Prime Minister Gaston Browne, head of the ruling Antigua Barbuda Labour Party (ABLP), made the assertion while interacting with staffers of the OBSERVER newsroom yesterday.
During a brief visit to the media house, the prime minister was asked his opinion on the promise made by UPP Political Leader Harold Lovell to former Stanford workers regarding outstanding severance.
On Monday, at a meeting with former workers of Sticky Wicket, the Athletic Club and the Sun Printing and Publishing Limited, Lovell indicated that should the UPP win the March 21 general elections, the new administration would pay them severance from the government’s treasury.
However, Browne strongly stated that the UPP’s political leader provided a hopeless commitment to the more than 50 workers, who had attended that meeting.

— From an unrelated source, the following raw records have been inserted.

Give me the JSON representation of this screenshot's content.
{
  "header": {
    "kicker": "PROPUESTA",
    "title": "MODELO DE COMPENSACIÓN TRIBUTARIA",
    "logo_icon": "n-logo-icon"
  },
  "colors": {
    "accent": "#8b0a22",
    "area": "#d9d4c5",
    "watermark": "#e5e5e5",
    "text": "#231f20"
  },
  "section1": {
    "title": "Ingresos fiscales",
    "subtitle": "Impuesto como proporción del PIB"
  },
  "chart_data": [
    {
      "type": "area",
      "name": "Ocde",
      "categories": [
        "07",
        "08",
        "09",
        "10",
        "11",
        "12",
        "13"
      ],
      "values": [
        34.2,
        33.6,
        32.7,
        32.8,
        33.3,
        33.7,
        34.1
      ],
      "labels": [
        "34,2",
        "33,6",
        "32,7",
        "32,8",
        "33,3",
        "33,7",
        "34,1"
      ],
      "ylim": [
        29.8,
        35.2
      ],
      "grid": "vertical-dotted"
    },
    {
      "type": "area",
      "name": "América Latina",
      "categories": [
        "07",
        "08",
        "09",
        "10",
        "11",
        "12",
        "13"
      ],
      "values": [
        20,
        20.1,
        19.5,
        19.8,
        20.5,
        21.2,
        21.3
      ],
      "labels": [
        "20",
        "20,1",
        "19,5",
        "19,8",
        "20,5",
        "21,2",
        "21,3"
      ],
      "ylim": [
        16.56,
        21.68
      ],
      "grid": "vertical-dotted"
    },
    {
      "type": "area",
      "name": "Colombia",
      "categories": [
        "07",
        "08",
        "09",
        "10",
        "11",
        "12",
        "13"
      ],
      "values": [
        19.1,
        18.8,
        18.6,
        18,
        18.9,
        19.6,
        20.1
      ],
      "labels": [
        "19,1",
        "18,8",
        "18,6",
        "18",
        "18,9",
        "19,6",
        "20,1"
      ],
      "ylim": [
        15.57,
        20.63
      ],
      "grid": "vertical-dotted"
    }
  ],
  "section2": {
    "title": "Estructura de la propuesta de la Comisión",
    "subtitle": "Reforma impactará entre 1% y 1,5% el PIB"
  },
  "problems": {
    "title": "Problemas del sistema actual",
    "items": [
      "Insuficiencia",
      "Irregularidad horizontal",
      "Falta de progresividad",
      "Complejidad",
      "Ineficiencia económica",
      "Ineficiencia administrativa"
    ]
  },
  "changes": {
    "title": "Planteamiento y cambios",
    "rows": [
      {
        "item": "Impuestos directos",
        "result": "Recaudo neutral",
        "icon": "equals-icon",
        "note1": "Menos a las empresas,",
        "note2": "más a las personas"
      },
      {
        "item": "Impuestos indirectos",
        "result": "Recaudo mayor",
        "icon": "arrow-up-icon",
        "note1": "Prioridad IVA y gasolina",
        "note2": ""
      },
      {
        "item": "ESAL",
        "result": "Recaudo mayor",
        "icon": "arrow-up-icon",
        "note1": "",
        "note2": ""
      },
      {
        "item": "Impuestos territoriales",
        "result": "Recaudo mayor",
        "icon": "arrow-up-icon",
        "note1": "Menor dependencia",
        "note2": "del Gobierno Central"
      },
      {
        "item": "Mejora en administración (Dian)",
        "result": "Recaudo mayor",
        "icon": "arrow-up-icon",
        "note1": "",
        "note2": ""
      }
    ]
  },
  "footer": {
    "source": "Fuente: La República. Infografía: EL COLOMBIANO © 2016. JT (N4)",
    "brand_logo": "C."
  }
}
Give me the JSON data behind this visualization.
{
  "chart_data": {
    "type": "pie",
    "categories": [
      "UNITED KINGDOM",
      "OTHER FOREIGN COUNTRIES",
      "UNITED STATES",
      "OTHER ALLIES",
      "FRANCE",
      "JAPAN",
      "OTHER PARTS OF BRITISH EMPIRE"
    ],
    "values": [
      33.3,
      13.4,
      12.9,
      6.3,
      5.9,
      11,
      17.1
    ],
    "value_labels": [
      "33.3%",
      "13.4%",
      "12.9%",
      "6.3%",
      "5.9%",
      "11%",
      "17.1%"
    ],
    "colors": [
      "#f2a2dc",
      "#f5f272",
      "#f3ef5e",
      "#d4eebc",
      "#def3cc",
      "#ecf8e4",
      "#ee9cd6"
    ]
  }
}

He suggested that Lovell is a private citizen who has no authority to make such promises.
“Whatever he would have said to them is like a comfort to a fool. It is unenforceable.
“When he had the leverage to secure the interest of the Stanford workers he did nothing. The actual demise [of Stanford’s empire] took place in February 2009. Lovell became the finance minister a few weeks later. He could have set off that $6 million against amounts that were owed by the government to the Stanford Group,” Browne said.
He further accused the UPP leader of “dangling something that is not doable.”
According to him, settling severance payments for defunct companies that have no assets is a “very dangerous precedent” whereby they would have to go back and settle other private entities.
“Why this one? Why not all the other companies that went defunct in which workers were not paid their severance?” he asked before stating that his government has called on the Stanford liquidators to look at the current global situation and to include this particular group of workers in the settlement.
Pointing out that the discussion on this particular issue is ongoing, the ABLP leader said: “Where we have the remaining problem is the companies that are now defunct with no asset. The liquidators have no legal obligation to pay them anything, that is the law. My government has said to them we would like them [the liquidators] to give consideration to settling even a portion of it, considering that we are a part of an entire group.”